The MIT License (MIT)

Copyright © 2020-2024 JUXT LTD.

Permission is hereby granted, free of charge, to any person obtaining a copy of
this software and associated documentation files (the "Software"), to deal in
the Software without restriction, including without limitation the rights to
use, copy, modify, merge, publish, distribute, sublicense, and/or sell copies of
the Software, and to permit persons to whom the Software is furnished to do so,
subject to the following conditions:

The above copyright notice and this permission notice shall be included in all
copies or substantial portions of the Software.

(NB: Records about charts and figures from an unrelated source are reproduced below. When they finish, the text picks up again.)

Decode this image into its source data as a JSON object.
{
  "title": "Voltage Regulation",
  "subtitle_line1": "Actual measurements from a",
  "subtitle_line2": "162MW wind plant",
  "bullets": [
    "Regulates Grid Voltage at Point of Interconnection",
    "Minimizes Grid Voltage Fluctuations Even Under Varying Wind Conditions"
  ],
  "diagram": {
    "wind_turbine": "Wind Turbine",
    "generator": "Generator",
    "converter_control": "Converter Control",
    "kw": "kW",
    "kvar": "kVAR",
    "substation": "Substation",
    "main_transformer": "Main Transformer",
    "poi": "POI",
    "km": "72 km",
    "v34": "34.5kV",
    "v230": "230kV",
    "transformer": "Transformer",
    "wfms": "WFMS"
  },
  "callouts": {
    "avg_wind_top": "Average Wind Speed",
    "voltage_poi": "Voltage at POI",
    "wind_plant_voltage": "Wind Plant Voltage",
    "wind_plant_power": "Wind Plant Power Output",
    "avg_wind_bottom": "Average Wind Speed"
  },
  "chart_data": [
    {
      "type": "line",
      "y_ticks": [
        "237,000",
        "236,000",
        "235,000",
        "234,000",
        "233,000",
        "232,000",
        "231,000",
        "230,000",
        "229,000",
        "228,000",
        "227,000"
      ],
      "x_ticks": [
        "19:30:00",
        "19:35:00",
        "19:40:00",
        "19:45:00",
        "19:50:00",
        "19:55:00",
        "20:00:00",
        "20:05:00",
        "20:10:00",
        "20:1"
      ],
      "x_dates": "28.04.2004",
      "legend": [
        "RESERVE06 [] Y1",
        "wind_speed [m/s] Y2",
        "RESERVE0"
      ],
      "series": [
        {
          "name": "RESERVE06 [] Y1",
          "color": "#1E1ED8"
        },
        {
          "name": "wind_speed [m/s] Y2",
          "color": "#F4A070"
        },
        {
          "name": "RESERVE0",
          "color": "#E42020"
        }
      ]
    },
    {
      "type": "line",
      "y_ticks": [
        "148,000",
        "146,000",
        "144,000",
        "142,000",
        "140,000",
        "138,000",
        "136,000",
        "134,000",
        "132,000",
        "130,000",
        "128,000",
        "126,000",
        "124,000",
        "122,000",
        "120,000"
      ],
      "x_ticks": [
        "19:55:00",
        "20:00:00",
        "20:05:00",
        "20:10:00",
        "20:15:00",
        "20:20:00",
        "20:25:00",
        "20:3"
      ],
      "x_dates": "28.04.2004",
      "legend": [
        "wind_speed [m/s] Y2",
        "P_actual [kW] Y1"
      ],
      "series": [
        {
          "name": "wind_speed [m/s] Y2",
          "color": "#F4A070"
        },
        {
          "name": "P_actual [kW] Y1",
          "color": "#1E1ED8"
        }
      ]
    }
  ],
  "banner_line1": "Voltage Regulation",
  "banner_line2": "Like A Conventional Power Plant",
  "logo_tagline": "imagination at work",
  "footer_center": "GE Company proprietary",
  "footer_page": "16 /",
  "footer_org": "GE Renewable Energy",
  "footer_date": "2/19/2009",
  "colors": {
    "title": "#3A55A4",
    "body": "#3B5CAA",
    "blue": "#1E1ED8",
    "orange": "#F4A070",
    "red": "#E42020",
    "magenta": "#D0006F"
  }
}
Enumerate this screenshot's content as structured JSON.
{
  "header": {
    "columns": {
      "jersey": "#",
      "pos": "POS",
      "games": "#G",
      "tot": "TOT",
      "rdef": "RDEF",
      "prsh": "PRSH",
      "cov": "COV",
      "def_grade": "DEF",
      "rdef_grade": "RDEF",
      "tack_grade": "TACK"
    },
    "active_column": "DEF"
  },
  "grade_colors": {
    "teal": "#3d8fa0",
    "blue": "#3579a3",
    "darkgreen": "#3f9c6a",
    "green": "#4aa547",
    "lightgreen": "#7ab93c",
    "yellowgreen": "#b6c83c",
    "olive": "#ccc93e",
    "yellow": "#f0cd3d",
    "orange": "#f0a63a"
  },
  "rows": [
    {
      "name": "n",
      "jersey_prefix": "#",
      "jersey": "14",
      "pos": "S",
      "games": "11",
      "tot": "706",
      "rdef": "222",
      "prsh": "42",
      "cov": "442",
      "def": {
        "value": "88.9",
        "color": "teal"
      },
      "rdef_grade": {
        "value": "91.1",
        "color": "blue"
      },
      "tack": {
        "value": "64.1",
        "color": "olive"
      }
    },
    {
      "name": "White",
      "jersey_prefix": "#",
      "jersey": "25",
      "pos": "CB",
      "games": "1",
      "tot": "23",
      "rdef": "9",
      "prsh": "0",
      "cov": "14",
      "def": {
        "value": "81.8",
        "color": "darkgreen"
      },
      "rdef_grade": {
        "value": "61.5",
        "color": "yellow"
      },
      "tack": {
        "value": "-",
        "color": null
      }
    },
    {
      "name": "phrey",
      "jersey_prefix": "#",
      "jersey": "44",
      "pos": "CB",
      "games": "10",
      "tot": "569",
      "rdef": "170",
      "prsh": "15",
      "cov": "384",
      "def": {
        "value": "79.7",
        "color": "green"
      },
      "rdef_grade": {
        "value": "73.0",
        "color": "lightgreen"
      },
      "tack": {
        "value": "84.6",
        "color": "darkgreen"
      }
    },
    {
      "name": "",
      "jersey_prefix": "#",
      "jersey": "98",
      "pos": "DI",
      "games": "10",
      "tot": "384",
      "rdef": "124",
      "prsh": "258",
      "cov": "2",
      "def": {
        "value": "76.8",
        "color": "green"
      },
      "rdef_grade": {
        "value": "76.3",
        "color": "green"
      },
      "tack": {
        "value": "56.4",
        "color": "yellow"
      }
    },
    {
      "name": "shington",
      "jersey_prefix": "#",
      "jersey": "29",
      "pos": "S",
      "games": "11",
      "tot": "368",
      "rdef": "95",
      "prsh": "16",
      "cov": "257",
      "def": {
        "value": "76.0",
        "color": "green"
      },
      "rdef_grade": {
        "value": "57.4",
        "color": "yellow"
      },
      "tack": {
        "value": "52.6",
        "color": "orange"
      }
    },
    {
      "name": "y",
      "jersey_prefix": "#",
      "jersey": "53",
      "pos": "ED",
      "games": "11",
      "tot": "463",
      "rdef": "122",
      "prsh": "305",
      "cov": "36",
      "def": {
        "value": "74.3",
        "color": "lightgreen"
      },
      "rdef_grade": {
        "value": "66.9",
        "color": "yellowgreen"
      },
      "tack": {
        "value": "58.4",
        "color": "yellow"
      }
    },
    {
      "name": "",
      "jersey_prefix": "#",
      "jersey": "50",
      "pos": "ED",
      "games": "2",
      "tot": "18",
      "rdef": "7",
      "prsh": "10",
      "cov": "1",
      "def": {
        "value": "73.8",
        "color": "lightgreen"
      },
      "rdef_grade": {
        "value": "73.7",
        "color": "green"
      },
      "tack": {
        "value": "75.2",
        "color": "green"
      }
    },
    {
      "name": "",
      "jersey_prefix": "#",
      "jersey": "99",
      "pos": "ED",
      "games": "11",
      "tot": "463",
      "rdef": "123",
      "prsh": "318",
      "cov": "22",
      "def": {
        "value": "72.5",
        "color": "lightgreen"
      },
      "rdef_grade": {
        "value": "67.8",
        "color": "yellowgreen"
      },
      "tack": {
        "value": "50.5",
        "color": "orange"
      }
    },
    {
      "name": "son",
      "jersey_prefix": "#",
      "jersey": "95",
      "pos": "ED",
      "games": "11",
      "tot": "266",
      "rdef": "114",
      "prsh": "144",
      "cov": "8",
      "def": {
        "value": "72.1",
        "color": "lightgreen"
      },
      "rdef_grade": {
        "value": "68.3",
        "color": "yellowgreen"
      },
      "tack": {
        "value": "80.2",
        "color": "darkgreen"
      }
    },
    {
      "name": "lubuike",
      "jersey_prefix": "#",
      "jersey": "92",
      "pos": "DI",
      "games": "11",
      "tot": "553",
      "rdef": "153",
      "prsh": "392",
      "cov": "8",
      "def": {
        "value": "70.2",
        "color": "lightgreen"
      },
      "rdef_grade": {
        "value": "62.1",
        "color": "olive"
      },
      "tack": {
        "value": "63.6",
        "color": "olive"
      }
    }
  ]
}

THE SOFTWARE IS PROVIDED "AS IS", WITHOUT WARRANTY OF ANY KIND, EXPRESS OR
IMPLIED, INCLUDING BUT NOT LIMITED TO THE WARRANTIES OF MERCHANTABILITY, FITNESS
FOR A PARTICULAR PURPOSE AND NONINFRINGEMENT. IN NO EVENT SHALL THE AUTHORS OR
COPYRIGHT HOLDERS BE LIABLE FOR ANY CLAIM, DAMAGES OR OTHER LIABILITY, WHETHER
IN AN ACTION OF CONTRACT, TORT OR OTHERWISE, ARISING FROM, OUT OF OR IN
CONNECTION WITH THE SOFTWARE OR THE USE OR OTHER DEALINGS IN THE SOFTWARE.